Chase moves from comic moments (adolescent sexual fumbling, absurd familial arguments over furniture) to harrowing ones (Grace’s death comes across with the clarity of Ingmar Bergman); from gritty intimacy (Aunt Libby, after being spotted with a Kotex dangling between her legs, tells the girls that “being female [is] a dirty business”) to folksy silk (“The cars out on the highway that sometimes splash the walls with their lights proceed like our thoughts, solitary and dreamlike, at a great distance”). Throughout all of this shines Chase’s astonishing attention to the details that sell her claustrophobic, Midwestern milieu: the exotic restaurants are the ones with wine lists; cursing makes the girls “feel bold and powerful”; a daughter lights a cigarette in front of her mother for the first time during a moment of crisis, and the mother lets it pass without comment; Gram uses this perfect phrase: “Reckon scandal borrows wings”; etc. etc.

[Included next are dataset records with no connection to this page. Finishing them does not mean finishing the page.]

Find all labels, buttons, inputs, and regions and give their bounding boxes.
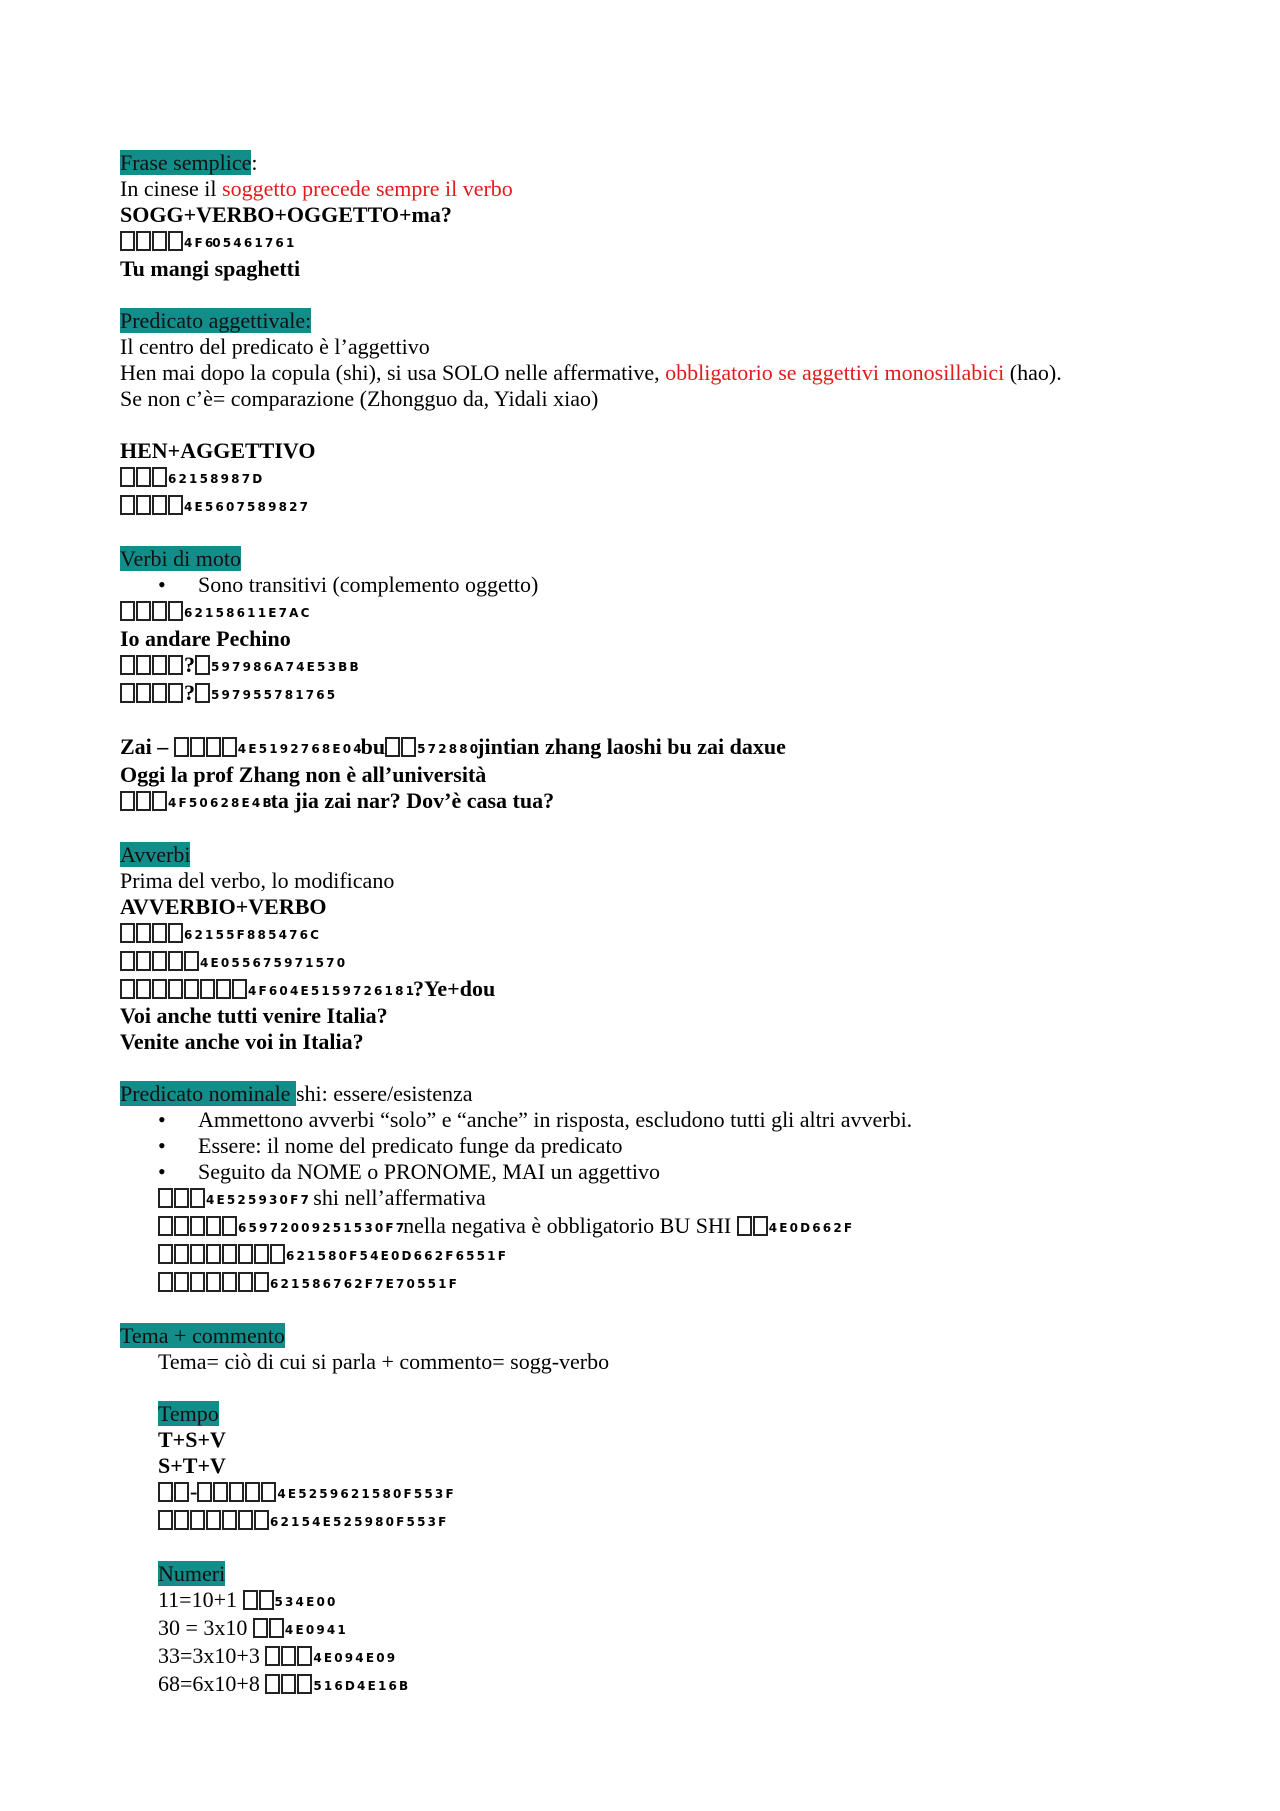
section-avverbi bbox=[120, 842, 1180, 868]
numeri-row-4 bbox=[120, 1671, 1180, 1699]
numeri-formula: 68=6x10+8 bbox=[158, 1671, 266, 1697]
tempo-formula-2: S+T+V bbox=[158, 1453, 226, 1479]
cjk-glyph-codes: 5 7 2 8 8 0 bbox=[417, 741, 478, 756]
agg-line-2-end: (hao). bbox=[1004, 359, 1062, 385]
cjk-glyph-codes: 4 F 6 0 4 E 5 1 5 9 7 2 6 1 8 1 bbox=[248, 983, 413, 998]
heading-predicato-nominale: Predicato nominale bbox=[120, 1081, 296, 1107]
numeri-formula: 11=10+1 bbox=[158, 1587, 243, 1613]
moto-example-3 bbox=[120, 680, 1180, 708]
cjk-glyph-codes: 4 E 5 2 5 9 3 0 F 7 bbox=[206, 1193, 308, 1208]
heading-colon: : bbox=[251, 150, 258, 175]
nominale-line-1 bbox=[120, 1185, 1180, 1213]
section-tema-commento bbox=[120, 1323, 1180, 1349]
numeri-formula: 33=3x10+3 bbox=[158, 1643, 266, 1669]
cjk-glyph-codes: 5 9 7 9 8 6 A 7 4 E 5 3 B B bbox=[211, 659, 358, 674]
nominale-line-4 bbox=[120, 1269, 1180, 1297]
agg-line-1: Il centro del predicato è l’aggettivo bbox=[120, 333, 430, 359]
frase-example-translation: Tu mangi spaghetti bbox=[120, 255, 301, 281]
cjk-glyph-codes: 5 1 6 D 4 E 1 6 B bbox=[313, 1679, 408, 1694]
numeri-formula: 30 = 3x10 bbox=[158, 1615, 253, 1641]
section-numeri bbox=[120, 1561, 1180, 1587]
heading-verbi-di-moto: Verbi di moto bbox=[120, 545, 241, 571]
avverbi-note: ?Ye+dou bbox=[412, 975, 496, 1001]
avverbi-example-3 bbox=[120, 976, 1180, 1004]
nominale-line-2 bbox=[120, 1213, 1180, 1241]
nominale-subtitle: shi: essere/esistenza bbox=[295, 1081, 473, 1107]
cjk-glyph-codes: 4 E 5 2 5 9 6 2 1 5 8 0 F 5 5 3 F bbox=[277, 1487, 453, 1502]
moto-example-1 bbox=[120, 598, 1180, 626]
avverbi-translation-2: Venite anche voi in Italia? bbox=[120, 1029, 364, 1055]
heading-tema-commento: Tema + commento bbox=[120, 1323, 285, 1349]
numeri-row-1 bbox=[120, 1587, 1180, 1615]
cjk-glyph-codes: 4 E 0 9 4 1 bbox=[284, 1623, 345, 1638]
avverbi-translation-1: Voi anche tutti venire Italia? bbox=[120, 1003, 388, 1029]
section-frase-semplice bbox=[120, 150, 1180, 176]
zai-line-1 bbox=[120, 734, 1180, 762]
cjk-glyph-codes: 6 2 1 5 8 9 8 7 D bbox=[168, 471, 262, 486]
tempo-formula-1: T+S+V bbox=[158, 1427, 226, 1453]
cjk-glyph-codes: 6 2 1 5 4 E 5 2 5 9 8 0 F 5 5 3 F bbox=[270, 1515, 446, 1530]
section-tempo bbox=[120, 1401, 1180, 1427]
cjk-glyph-codes: 6 2 1 5 8 6 1 1 E 7 A C bbox=[184, 605, 309, 620]
moto-example-translation: Io andare Pechino bbox=[120, 625, 291, 651]
agg-line-2-text: Hen mai dopo la copula (shi), si usa SOLO nelle affermative, bbox=[120, 359, 666, 385]
avverbi-example-2 bbox=[120, 948, 1180, 976]
frase-example-cjk bbox=[120, 228, 1180, 256]
zai-question: ta jia zai nar? Dov’è casa tua? bbox=[270, 787, 555, 813]
agg-line-2 bbox=[120, 360, 1180, 386]
zai-pinyin: jintian zhang laoshi bu zai daxue bbox=[477, 733, 786, 759]
nominale-bullet-1: • Ammettono avverbi “solo” e “anche” in risposta, escludono tutti gli altri avverbi. bbox=[120, 1107, 1180, 1133]
cjk-glyph-codes: 5 3 4 E 0 0 bbox=[274, 1595, 335, 1610]
section-verbi-di-moto bbox=[120, 546, 1180, 572]
tempo-example-2 bbox=[120, 1507, 1180, 1535]
cjk-glyph-codes: 4 E 0 9 4 E 0 9 bbox=[313, 1651, 395, 1666]
heading-tempo: Tempo bbox=[158, 1401, 219, 1427]
cjk-glyph-codes: 4 F 60 5 4 6 1 7 6 1 bbox=[184, 235, 294, 250]
numeri-row-3 bbox=[120, 1643, 1180, 1671]
nominale-bullet-2: • Essere: il nome del predicato funge da predicato bbox=[120, 1133, 1180, 1159]
avverbi-example-1 bbox=[120, 920, 1180, 948]
nominale-line-3 bbox=[120, 1241, 1180, 1269]
section-predicato-aggettivale bbox=[120, 308, 1180, 334]
question-mark: ? bbox=[184, 679, 195, 705]
moto-bullet-1: • Sono transitivi (complemento oggetto) bbox=[120, 572, 1180, 598]
agg-formula: HEN+AGGETTIVO bbox=[120, 437, 316, 463]
zai-line-3 bbox=[120, 788, 1180, 816]
agg-example-2 bbox=[120, 492, 1180, 520]
frase-formula: SOGG+VERBO+OGGETTO+ma? bbox=[120, 202, 452, 227]
cjk-glyph-codes: 4 E 5 6 0 7 5 8 9 8 2 7 bbox=[184, 499, 307, 514]
nominale-bullet-3: • Seguito da NOME o PRONOME, MAI un aggettivo bbox=[120, 1159, 1180, 1185]
agg-line-3: Se non c’è= comparazione (Zhongguo da, Yidali xiao) bbox=[120, 385, 599, 411]
cjk-glyph-codes: 4 E 0 5 5 6 7 5 9 7 1 5 7 0 bbox=[200, 955, 345, 970]
zai-line-2: Oggi la prof Zhang non è all’università bbox=[120, 761, 487, 787]
avverbi-line-1: Prima del verbo, lo modificano bbox=[120, 867, 395, 893]
question-mark: ? bbox=[184, 651, 195, 677]
tempo-example-1: - 4 E 5 2 5 9 6 2 1 5 8 0 F 5 5 3 F bbox=[120, 1479, 1180, 1507]
cjk-glyph-codes: 6 2 1 5 8 0 F 5 4 E 0 D 6 6 2 F 6 5 5 1 F bbox=[286, 1249, 505, 1264]
cjk-glyph-codes: 4 E 5 1 9 2 7 6 8 E 0 4 bbox=[237, 741, 361, 756]
frase-rule-highlight: soggetto precede sempre il verbo bbox=[222, 176, 513, 201]
numeri-row-2 bbox=[120, 1615, 1180, 1643]
heading-predicato-aggettivale: Predicato aggettivale: bbox=[120, 307, 312, 333]
cjk-glyph-codes: 6 2 1 5 5 F 8 8 5 4 7 6 C bbox=[184, 927, 318, 942]
tema-line-1: Tema= ciò di cui si parla + commento= sogg-verbo bbox=[158, 1349, 610, 1375]
zai-bu: bu bbox=[360, 733, 386, 759]
moto-example-2 bbox=[120, 652, 1180, 680]
frase-rule-text: In cinese il bbox=[120, 176, 223, 201]
zai-label: Zai – bbox=[120, 733, 174, 759]
avverbi-formula: AVVERBIO+VERBO bbox=[120, 893, 327, 919]
cjk-glyph-codes: 5 9 7 9 5 5 7 8 1 7 6 5 bbox=[211, 687, 335, 702]
document-body bbox=[120, 150, 1180, 1699]
agg-line-2-highlight: obbligatorio se aggettivi monosillabici bbox=[665, 359, 1005, 385]
heading-numeri: Numeri bbox=[158, 1561, 226, 1587]
cjk-glyph-codes: 4 E 0 D 6 6 2 F bbox=[768, 1221, 852, 1236]
frase-rule bbox=[120, 176, 1180, 202]
heading-frase-semplice: Frase semplice bbox=[120, 150, 252, 175]
cjk-glyph-codes: 6 2 1 5 8 6 7 6 2 F 7 E 7 0 5 5 1 F bbox=[270, 1277, 456, 1292]
nominale-line-1-text: shi nell’affermativa bbox=[307, 1185, 486, 1211]
cjk-glyph-codes: 4 F 5 0 6 2 8 E 4 B bbox=[168, 795, 271, 810]
cjk-glyph-codes: 6 5 9 7 2 0 0 9 2 5 1 5 3 0 F 7 bbox=[238, 1221, 404, 1236]
section-predicato-nominale bbox=[120, 1081, 1180, 1107]
heading-avverbi: Avverbi bbox=[120, 841, 191, 867]
agg-example-1 bbox=[120, 464, 1180, 492]
nominale-line-2-text: nella negativa è obbligatorio BU SHI bbox=[403, 1213, 737, 1239]
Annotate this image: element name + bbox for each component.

This is the sort of work where a reviewer is tempted to just list the things it recalls—Robert Altman (especially Three Women), William Faulkner, William H. Gass, Alice Munro, Flannery O’Connor (I mean, a character is named Grace), Marilynne Robinson—not to show off, but simply to communicate how high the work aims, and how little it disappoints.
The stakes finally suggested by this novel aren’t only life and death, but also good and evil—but this mounting grandiosity makes sense when the narrators, confronted with a half-understood story, “[make] up the details and [flesh] it out.” Joan Chase’s novel is a masterpiece about secrets, safety, the bond of family, women, and memory; it engenders aching nostalgia for a time and place that the reader never lived through—nostalgia even for events that the reader would never have wanted to live through—leaving one with the trace of a scent inhaled years ago that, somehow, still lingers in the air.
Insightful thoughtful review of a brilliant novel.